Finally, Help Tips to Kick Writer’s Block
Find Motivation (2, 5): Not everyone can just sit down and say, “Enough’s enough! Today I’m going to write!” You may find it hard to motivate yourself on will-power alone, and that’s okay. Let other people do it for you!
- Find authors on social media. They don’t even have to be super-famous–though that may be a leg-up. See how excited they are about their new release? How grateful they are to their equally excited fans? That could be you–you just first have to finish that project!
- Find fandoms on Tumblr. This is dangerous territory, I admit–but beneath the chaos that is Tumblr, there are great motivators, as well. Observe how passionate people are of stories they like, even if you’ve never heard of them before. All that fanart, the all-caps posts when they can’t contain their enthusiasm, the love for characters–people could be doing that for your work. Even if it’s just one person, that’s an amazing thought.
Find Inspiration (1, 2, 3): Sometimes it just feels like you have no fresh, new ideas at all. Your works have all run into dead ends and you have nowhere to go from here.
- Think weird. Throw some elves in there. Why not? So what if it’s realistic fiction or coming of age? Throw an ogre in there, too. In all seriousness, when stuck, start spitballing ideas. “Hey, I really liked that ogre character in that one book. But how about a gym teacher that looks like an ogre for my coming-of-age novel?
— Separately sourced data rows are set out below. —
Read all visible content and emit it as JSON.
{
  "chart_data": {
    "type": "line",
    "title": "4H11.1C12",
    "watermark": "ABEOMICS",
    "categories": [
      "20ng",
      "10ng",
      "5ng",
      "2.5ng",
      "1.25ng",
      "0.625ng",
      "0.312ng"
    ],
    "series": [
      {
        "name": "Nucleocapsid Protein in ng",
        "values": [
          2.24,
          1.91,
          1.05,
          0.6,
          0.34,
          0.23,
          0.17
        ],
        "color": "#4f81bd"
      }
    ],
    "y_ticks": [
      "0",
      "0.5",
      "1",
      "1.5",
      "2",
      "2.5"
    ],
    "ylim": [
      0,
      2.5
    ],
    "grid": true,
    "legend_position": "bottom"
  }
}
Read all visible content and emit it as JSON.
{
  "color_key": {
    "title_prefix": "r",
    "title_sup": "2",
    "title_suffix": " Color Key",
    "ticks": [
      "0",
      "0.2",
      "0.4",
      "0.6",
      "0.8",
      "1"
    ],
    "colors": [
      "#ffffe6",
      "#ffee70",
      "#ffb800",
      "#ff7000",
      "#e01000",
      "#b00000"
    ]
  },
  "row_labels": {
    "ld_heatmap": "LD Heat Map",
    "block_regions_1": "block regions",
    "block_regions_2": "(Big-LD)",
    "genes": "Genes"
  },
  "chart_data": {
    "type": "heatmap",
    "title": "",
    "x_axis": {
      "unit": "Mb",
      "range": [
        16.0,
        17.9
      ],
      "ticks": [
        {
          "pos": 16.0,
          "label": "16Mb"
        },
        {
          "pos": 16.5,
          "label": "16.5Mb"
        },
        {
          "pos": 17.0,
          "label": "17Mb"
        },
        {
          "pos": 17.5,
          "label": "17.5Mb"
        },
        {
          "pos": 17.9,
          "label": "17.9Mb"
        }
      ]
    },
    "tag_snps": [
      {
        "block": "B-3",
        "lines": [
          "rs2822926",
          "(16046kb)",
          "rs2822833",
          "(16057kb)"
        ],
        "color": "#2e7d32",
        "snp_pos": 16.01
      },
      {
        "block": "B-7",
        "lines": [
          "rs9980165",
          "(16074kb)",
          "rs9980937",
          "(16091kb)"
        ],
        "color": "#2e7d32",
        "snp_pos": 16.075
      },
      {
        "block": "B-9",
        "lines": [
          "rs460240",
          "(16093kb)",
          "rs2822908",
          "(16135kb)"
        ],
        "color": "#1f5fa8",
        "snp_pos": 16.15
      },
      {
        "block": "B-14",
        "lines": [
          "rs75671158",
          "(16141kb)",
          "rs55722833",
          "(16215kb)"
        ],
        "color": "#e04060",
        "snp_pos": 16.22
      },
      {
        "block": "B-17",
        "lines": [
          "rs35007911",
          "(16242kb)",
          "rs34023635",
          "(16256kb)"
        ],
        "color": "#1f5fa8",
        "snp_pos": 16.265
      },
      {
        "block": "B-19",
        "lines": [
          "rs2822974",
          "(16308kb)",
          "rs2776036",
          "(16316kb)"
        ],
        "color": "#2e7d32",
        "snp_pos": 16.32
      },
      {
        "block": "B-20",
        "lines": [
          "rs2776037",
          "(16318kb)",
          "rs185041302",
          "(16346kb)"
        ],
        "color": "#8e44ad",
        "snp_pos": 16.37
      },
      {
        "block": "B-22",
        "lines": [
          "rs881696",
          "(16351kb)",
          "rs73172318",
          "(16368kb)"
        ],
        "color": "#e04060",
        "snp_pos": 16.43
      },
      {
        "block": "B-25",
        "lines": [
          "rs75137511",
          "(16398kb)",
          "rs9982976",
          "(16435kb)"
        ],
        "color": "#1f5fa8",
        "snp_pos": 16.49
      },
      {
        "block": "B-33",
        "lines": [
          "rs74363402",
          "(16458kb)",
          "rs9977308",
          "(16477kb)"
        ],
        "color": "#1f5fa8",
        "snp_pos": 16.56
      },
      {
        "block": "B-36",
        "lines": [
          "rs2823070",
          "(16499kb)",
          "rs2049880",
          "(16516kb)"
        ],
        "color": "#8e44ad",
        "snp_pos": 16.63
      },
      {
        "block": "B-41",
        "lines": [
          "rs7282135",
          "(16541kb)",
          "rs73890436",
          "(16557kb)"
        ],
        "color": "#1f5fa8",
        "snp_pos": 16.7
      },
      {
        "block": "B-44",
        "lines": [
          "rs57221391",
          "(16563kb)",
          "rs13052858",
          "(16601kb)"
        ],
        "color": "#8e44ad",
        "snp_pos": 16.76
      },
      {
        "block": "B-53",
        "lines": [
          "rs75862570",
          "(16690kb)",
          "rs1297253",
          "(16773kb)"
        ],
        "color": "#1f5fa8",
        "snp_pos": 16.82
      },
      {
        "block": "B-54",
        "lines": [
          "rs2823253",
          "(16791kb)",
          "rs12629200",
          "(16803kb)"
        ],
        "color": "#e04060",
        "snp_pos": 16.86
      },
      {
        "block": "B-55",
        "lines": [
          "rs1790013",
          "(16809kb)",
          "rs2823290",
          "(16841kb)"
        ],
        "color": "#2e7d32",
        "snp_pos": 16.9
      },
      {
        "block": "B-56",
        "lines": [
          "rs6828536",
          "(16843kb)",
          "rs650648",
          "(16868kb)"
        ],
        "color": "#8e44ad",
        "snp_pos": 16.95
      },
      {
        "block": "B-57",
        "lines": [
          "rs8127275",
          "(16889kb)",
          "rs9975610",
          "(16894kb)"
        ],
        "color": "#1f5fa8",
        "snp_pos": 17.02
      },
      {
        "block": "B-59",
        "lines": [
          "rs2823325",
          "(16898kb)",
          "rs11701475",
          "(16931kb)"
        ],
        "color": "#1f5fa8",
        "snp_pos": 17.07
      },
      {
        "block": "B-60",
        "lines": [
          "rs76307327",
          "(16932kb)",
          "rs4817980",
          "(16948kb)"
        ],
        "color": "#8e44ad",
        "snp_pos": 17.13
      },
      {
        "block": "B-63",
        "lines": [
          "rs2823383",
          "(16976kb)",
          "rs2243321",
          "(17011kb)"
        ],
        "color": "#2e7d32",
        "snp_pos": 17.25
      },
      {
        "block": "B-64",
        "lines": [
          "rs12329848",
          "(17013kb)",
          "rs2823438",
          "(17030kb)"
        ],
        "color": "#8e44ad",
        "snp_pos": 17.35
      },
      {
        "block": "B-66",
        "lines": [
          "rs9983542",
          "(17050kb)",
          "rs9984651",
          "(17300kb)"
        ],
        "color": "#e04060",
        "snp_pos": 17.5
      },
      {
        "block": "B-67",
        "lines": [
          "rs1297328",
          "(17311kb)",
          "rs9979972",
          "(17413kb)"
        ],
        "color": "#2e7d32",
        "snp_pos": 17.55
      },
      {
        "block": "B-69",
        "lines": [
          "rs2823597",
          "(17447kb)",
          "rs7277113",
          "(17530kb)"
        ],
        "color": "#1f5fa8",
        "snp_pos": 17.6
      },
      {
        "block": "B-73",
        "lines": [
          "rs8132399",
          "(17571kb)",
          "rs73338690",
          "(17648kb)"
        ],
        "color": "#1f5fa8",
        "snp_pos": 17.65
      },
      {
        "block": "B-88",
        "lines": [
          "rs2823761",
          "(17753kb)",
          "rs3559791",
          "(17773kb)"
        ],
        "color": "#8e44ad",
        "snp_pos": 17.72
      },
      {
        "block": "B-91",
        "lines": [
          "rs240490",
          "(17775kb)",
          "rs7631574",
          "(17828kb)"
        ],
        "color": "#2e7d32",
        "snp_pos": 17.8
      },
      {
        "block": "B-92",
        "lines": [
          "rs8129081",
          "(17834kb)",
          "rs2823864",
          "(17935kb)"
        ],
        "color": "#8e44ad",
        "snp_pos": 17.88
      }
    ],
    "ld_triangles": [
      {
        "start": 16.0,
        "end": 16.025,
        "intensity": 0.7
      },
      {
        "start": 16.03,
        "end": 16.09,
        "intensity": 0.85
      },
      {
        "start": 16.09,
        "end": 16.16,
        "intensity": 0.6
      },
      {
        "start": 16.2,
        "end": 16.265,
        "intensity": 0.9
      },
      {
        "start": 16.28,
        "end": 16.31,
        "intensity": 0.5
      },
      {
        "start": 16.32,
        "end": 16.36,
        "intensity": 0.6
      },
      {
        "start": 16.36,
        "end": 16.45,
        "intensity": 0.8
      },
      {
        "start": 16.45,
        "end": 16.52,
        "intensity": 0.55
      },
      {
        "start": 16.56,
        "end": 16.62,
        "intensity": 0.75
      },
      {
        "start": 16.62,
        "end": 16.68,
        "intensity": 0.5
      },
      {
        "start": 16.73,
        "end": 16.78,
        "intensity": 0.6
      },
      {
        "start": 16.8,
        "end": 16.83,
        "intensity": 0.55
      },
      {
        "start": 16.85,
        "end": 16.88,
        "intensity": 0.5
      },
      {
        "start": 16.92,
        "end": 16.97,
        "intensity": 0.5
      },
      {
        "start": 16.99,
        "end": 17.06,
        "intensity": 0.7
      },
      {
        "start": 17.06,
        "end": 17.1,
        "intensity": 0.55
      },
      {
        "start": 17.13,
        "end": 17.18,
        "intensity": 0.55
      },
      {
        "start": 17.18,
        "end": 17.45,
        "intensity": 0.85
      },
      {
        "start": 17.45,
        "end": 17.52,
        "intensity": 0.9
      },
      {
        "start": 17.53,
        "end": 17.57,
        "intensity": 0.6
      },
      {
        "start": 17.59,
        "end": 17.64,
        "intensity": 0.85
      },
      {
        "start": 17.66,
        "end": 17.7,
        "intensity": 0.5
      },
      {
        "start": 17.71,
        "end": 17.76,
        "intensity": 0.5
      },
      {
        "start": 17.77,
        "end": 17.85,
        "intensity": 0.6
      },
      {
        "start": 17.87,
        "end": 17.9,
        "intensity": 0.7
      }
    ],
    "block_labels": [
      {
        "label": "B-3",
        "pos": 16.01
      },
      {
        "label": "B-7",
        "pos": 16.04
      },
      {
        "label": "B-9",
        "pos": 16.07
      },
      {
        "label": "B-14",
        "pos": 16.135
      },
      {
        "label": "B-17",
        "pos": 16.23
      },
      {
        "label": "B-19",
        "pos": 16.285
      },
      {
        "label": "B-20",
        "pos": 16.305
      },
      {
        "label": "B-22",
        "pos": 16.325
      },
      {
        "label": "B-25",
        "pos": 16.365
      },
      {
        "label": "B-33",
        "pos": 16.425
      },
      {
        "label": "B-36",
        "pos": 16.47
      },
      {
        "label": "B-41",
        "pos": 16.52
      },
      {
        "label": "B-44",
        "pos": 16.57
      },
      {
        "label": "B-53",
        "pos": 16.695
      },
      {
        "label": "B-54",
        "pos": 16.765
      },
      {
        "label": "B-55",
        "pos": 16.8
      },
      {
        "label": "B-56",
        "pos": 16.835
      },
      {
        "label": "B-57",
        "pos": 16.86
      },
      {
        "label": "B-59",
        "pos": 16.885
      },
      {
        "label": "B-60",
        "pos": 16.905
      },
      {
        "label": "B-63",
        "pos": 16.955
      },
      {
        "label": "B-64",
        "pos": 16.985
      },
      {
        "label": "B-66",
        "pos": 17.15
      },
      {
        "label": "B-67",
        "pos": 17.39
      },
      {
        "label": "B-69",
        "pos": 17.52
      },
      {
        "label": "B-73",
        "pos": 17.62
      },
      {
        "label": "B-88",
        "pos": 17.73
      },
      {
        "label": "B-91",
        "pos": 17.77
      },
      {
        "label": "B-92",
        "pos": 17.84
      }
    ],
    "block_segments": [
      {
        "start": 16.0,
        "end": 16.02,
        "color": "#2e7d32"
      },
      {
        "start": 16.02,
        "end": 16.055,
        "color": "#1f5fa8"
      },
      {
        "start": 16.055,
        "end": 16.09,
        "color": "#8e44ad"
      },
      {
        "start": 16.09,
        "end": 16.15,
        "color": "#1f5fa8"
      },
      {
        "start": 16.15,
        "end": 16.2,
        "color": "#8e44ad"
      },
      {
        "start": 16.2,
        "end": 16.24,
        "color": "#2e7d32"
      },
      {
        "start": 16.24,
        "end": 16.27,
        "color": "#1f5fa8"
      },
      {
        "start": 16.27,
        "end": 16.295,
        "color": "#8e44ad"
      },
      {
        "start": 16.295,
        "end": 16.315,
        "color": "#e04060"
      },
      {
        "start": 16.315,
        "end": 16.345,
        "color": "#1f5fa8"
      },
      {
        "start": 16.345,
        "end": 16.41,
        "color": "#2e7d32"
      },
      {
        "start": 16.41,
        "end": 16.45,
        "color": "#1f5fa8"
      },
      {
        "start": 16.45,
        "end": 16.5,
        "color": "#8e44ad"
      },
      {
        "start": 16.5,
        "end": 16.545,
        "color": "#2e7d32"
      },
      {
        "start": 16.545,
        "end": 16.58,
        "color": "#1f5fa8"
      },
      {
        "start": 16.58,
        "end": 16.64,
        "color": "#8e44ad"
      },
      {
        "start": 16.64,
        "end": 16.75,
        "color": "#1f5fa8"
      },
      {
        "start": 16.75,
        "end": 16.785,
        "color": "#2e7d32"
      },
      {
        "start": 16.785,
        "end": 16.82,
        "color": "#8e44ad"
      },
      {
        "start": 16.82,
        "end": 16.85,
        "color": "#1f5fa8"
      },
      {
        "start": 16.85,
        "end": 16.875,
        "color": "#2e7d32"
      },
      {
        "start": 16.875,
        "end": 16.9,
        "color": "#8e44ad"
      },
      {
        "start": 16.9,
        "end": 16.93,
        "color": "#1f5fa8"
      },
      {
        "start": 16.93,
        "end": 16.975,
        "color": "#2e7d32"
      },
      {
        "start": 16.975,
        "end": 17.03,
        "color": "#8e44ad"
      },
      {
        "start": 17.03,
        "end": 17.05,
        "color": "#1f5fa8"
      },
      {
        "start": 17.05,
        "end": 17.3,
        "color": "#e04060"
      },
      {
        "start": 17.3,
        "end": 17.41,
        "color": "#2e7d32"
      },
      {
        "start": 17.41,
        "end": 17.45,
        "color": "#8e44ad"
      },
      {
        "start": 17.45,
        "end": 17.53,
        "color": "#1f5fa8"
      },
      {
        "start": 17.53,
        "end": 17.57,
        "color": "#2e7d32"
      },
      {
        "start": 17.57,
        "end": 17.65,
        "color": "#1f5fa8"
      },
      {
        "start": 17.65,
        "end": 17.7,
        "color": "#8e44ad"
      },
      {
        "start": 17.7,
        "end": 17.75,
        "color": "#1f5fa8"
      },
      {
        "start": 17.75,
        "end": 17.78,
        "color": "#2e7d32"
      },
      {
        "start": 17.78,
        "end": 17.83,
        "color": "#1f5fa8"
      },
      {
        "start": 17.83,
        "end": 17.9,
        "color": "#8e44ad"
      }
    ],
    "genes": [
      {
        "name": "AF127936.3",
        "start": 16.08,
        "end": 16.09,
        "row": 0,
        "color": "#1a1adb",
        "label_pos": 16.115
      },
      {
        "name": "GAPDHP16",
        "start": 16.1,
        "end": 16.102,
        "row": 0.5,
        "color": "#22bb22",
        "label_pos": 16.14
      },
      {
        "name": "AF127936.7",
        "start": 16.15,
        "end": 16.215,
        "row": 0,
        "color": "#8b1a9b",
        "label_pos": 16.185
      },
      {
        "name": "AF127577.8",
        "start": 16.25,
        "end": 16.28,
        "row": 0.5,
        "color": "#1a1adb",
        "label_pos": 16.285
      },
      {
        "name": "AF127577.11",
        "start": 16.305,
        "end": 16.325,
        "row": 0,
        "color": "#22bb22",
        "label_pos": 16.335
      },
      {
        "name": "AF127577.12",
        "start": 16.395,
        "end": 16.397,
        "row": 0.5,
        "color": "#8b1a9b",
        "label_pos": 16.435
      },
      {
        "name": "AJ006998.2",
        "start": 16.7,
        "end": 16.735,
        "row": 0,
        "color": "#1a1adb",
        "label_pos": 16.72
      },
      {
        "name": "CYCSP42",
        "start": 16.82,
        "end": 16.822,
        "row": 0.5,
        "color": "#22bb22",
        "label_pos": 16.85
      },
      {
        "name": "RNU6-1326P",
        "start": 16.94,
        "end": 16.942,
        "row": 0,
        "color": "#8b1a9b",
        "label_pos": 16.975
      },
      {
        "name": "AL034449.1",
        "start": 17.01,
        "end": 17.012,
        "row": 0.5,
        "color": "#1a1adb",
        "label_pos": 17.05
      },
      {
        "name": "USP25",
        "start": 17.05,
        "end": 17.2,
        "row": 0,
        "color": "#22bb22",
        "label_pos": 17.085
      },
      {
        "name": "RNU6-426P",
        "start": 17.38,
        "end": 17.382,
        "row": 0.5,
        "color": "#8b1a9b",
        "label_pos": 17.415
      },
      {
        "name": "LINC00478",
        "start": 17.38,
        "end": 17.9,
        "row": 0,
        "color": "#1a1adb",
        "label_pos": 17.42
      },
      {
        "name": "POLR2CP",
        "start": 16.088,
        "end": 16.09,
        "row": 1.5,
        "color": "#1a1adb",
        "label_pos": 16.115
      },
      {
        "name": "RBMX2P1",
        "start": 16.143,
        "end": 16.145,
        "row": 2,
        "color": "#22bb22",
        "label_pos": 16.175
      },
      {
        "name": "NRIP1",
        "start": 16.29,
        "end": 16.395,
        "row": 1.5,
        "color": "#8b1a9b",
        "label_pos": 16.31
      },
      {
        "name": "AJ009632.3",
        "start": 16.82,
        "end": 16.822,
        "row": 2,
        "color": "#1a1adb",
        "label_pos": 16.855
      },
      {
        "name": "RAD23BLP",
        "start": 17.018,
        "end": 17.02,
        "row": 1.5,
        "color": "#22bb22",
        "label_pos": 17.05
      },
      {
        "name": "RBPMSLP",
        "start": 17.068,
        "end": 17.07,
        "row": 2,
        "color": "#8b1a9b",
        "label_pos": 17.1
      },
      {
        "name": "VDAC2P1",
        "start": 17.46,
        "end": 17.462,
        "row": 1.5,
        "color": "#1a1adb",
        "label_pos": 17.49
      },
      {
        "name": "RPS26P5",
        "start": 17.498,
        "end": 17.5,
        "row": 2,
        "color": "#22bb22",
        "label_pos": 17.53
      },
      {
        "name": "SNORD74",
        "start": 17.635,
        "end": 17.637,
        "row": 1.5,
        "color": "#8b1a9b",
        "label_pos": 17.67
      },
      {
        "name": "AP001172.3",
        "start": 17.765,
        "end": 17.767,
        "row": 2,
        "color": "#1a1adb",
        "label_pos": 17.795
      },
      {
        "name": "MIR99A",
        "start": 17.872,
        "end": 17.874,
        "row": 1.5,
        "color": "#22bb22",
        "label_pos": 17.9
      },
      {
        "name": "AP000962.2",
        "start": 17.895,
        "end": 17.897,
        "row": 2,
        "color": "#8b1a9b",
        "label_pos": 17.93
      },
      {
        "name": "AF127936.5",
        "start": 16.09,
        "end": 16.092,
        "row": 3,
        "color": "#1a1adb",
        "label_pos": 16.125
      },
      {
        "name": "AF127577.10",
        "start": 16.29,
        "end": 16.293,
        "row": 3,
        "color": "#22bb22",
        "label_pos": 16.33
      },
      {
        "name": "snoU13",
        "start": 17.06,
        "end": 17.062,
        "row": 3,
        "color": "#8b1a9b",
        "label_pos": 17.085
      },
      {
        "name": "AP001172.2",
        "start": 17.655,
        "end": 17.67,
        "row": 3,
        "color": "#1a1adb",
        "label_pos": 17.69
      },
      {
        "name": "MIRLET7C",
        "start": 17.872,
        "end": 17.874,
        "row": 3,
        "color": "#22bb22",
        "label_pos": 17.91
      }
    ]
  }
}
You’ll feel ridiculous, but that’s the point. When you stop taking yourself so seriously, you’ll write some great stuff.
- Don’t plagiarize… borrow. Before anyone gets strung up, let me remind you; there is no such thing as an original idea. That character you love written by your favorite author? That was influenced by something they read, which was influenced by something that author watched, which was inspired by that screenwriter’s best friend’s stepmom–a person, not an idea.
Don’t hesitate writing a sarcastic character just because so-and-so also wrote a sarcastic character in their really popular series. Write the character you wish to write. During the several drafts and edits, they will become uniquely yours on their own.
- Look at pretty pictures and listen to some odd music. Seriously, a writer’s greatest assets are artists and other writers. Art, poetry, music, novels–all are important in influencing each other’s inspiration. Channel it.
Fix your mindset (4): Sometimes the biggest thing standing in our way is ourselves. That’s really all writer’s block is. So set about changing how you think about writing and how you approach it.
- Get rid of the ego. Understand that no matter what you write, someone has written something similar before you, and there will always be better writers than you. Accept this fact, and you’ll feel much better and less pressure.
- Don’t pressure yourself. If you’re writing under the idea of being the next king or queen of classic literature–destroy this mindset. No one, not even publishers, know exactly how a book is going to sell or how it will stand the test of time. But when you’re drafting and editing, it doesn’t matter. Write what you want to write, express yourself in the clearest way possible, and hope for the best.
That being said,
- No one can write your story for you. No matter if your topic has been gone over and over in the book world, no ones can be identical to yours. If there’s something you’re passionate about, you can be certain that someone out there is, too. If your goal is to touch people’s hearts or even save a life, go for it. Convey your message as best as you can. Don’t hold back, Don’t put up barriers for yourself.
Write a story that would have helped you in your darkest days. Finish it. And you’re guaranteed to strike a chord with at least on person that’s where you were when you needed your story.
Writing can be hard, but sometimes writes let the pressure overwhelm them. Remember, at your core you are and always will be a writer. So keep writing.